为缓解上述局限性，我们提出通过基础模型增强3D-LOTUS。现有的大语言模型[14]和视觉语言模型[15][39][40]凭借海量数据训练，能够泛化至未见场景。因此，我们引入模块化框架，将任务规划、物体定位与运动控制解耦，结合基础模型的泛化能力与3D-LOTUS的动作执行能力，实现更具普适性的机器人操作。图2展示了整体框架，包含三个模块：基于大语言模型的任务规划、基于视觉语言模型的物体定位，以及改进版3D-LOTUS的运动控制。

Task planning with LLM. Task planning aims to decompose the instruction $L$ into a sequence of steps $l_{1},\cdots,l_{T}$ . Each step corresponds to an action primitive that interacts with an object.

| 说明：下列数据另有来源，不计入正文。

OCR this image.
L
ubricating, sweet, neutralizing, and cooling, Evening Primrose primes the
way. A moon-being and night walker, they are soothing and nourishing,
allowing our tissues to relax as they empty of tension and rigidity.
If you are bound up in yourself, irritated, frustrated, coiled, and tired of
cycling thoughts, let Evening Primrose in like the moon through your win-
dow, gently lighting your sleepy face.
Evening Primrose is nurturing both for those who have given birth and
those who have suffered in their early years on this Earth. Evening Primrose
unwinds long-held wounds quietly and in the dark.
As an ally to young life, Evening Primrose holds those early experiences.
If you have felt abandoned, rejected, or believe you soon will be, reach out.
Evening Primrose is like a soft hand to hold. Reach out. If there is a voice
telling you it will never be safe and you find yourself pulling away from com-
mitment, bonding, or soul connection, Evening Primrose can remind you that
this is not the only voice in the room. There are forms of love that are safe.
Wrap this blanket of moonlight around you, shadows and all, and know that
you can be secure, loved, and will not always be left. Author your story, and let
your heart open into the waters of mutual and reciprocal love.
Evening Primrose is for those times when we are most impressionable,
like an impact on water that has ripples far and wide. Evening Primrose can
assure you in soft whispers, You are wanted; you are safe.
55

In this work, we define six action primitives for object manipulation, covering a broad range of tasks, namely grasp(object), move grasped object(target), push down(object), push forward(object, target), release() and rotate grasped object(). We utilize the LLM LLaMa3- 8B [14] for task planning due to its strong commonsense knowledge and language reasoning capabilities. By providing prompts for the task requirement and several in-context examples, we guide the LLM to generate an plan for instruction L. Figure 2 presents an example of generated plans for the task of opening a door. The detailed prompts for LLMs are presented in Sec VI-C in the appendix.

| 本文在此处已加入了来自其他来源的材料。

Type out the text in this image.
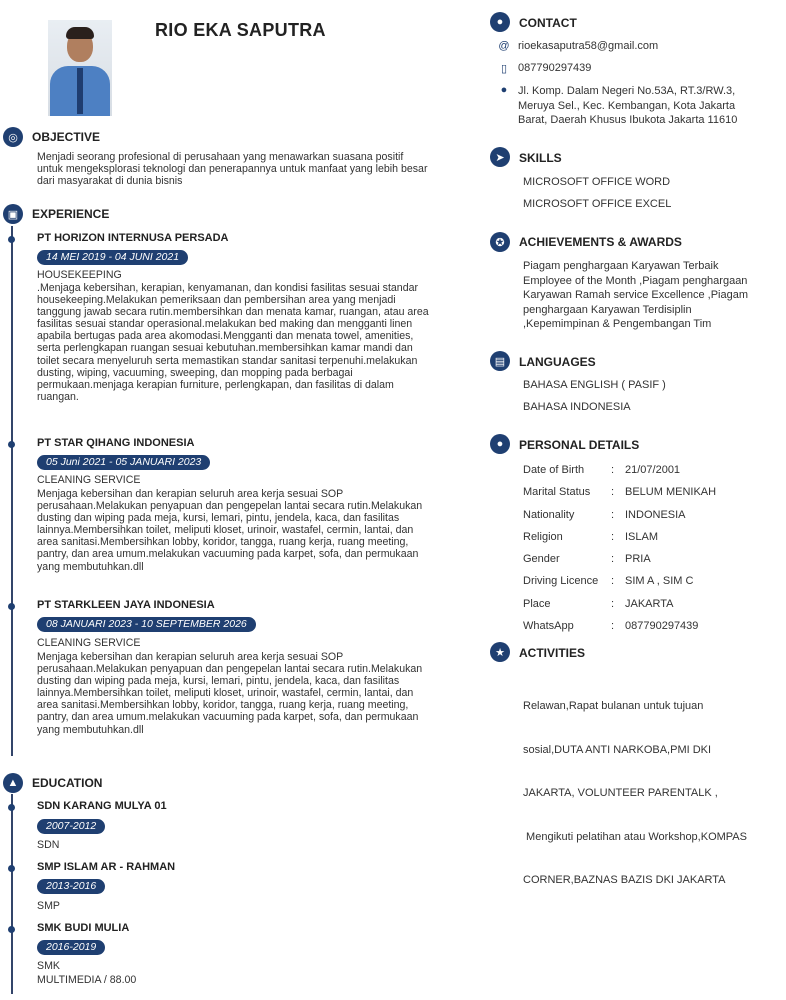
RIO EKA SAPUTRA
◎	OBJECTIVE
Menjadi seorang profesional di perusahaan yang menawarkan suasana positif
untuk mengeksplorasi teknologi dan penerapannya untuk manfaat yang lebih besar
dari masyarakat di dunia bisnis
▣	EXPERIENCE
PT HORIZON INTERNUSA PERSADA
14 MEI 2019 - 04 JUNI 2021
HOUSEKEEPING
.Menjaga kebersihan, kerapian, kenyamanan, dan kondisi fasilitas sesuai standar
housekeeping.Melakukan pemeriksaan dan pembersihan area yang menjadi
tanggung jawab secara rutin.membersihkan dan menata kamar, ruangan, atau area
fasilitas sesuai standar operasional.melakukan bed making dan mengganti linen
apabila bertugas pada area akomodasi.Mengganti dan menata towel, amenities,
serta perlengkapan ruangan sesuai kebutuhan.membersihkan kamar mandi dan
toilet secara menyeluruh serta memastikan standar sanitasi terpenuhi.melakukan
dusting, wiping, vacuuming, sweeping, dan mopping pada berbagai
permukaan.menjaga kerapian furniture, perlengkapan, dan fasilitas di dalam
ruangan.
PT STAR QIHANG INDONESIA
05 Juni 2021 - 05 JANUARI 2023
CLEANING SERVICE
Menjaga kebersihan dan kerapian seluruh area kerja sesuai SOP
perusahaan.Melakukan penyapuan dan pengepelan lantai secara rutin.Melakukan
dusting dan wiping pada meja, kursi, lemari, pintu, jendela, kaca, dan fasilitas
lainnya.Membersihkan toilet, meliputi kloset, urinoir, wastafel, cermin, lantai, dan
area sanitasi.Membersihkan lobby, koridor, tangga, ruang kerja, ruang meeting,
pantry, dan area umum.melakukan vacuuming pada karpet, sofa, dan permukaan
yang membutuhkan.dll
PT STARKLEEN JAYA INDONESIA
08 JANUARI 2023 - 10 SEPTEMBER 2026
CLEANING SERVICE
Menjaga kebersihan dan kerapian seluruh area kerja sesuai SOP
perusahaan.Melakukan penyapuan dan pengepelan lantai secara rutin.Melakukan
dusting dan wiping pada meja, kursi, lemari, pintu, jendela, kaca, dan fasilitas
lainnya.Membersihkan toilet, meliputi kloset, urinoir, wastafel, cermin, lantai, dan
area sanitasi.Membersihkan lobby, koridor, tangga, ruang kerja, ruang meeting,
pantry, dan area umum.melakukan vacuuming pada karpet, sofa, dan permukaan
yang membutuhkan.dll
▲	EDUCATION
SDN KARANG MULYA 01
2007-2012
SDN
SMP ISLAM AR - RAHMAN
2013-2016
SMP
SMK BUDI MULIA
2016-2019
SMK
MULTIMEDIA / 88.00
●	CONTACT
@ rioekasaputra58@gmail.com
▯ 087790297439
● Jl. Komp. Dalam Negeri No.53A, RT.3/RW.3,
Meruya Sel., Kec. Kembangan, Kota Jakarta
Barat, Daerah Khusus Ibukota Jakarta 11610
➤	SKILLS
MICROSOFT OFFICE WORD
MICROSOFT OFFICE EXCEL
✪	ACHIEVEMENTS & AWARDS
Piagam penghargaan Karyawan Terbaik
Employee of the Month ,Piagam penghargaan
Karyawan Ramah service Excellence ,Piagam
penghargaan Karyawan Terdisiplin
,Kepemimpinan & Pengembangan Tim
▤	LANGUAGES
BAHASA ENGLISH ( PASIF )
BAHASA INDONESIA
●	PERSONAL DETAILS
Date of Birth	: 21/07/2001
Marital Status	: BELUM MENIKAH
Nationality	: INDONESIA
Religion	: ISLAM
Gender	: PRIA
Driving Licence	: SIM A , SIM C
Place	: JAKARTA
WhatsApp	: 087790297439
★	ACTIVITIES

Relawan,Rapat bulanan untuk tujuan

sosial,DUTA ANTI NARKOBA,PMI DKI

JAKARTA, VOLUNTEER PARENTALK ,

Mengikuti pelatihan atau Workshop,KOMPAS

CORNER,BAZNAS BAZIS DKI JAKARTA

使用大语言模型进行任务规划。任务规划旨在将指令 $L$ 分解为一系列步骤 $l_{1},\cdots,l_{T}$。每个步骤对应一个与物体交互的动作基元。在本工作中，我们定义了六种用于物体操控的动作基元，涵盖广泛的任务范围，包括抓取(对象)、移动抓取物体(目标)、下压(对象)、前推(对象, 目标)、释放()和旋转抓取物体()。我们采用LLaMa3-8B [14]作为任务规划的大语言模型，因其具备强大的常识知识和语言推理能力。通过提供任务需求提示和若干上下文示例，我们引导大语言模型为指令L生成规划方案。图2展示了开门任务的生成规划示例，详细的大语言模型提示内容见附录第六章节C部分。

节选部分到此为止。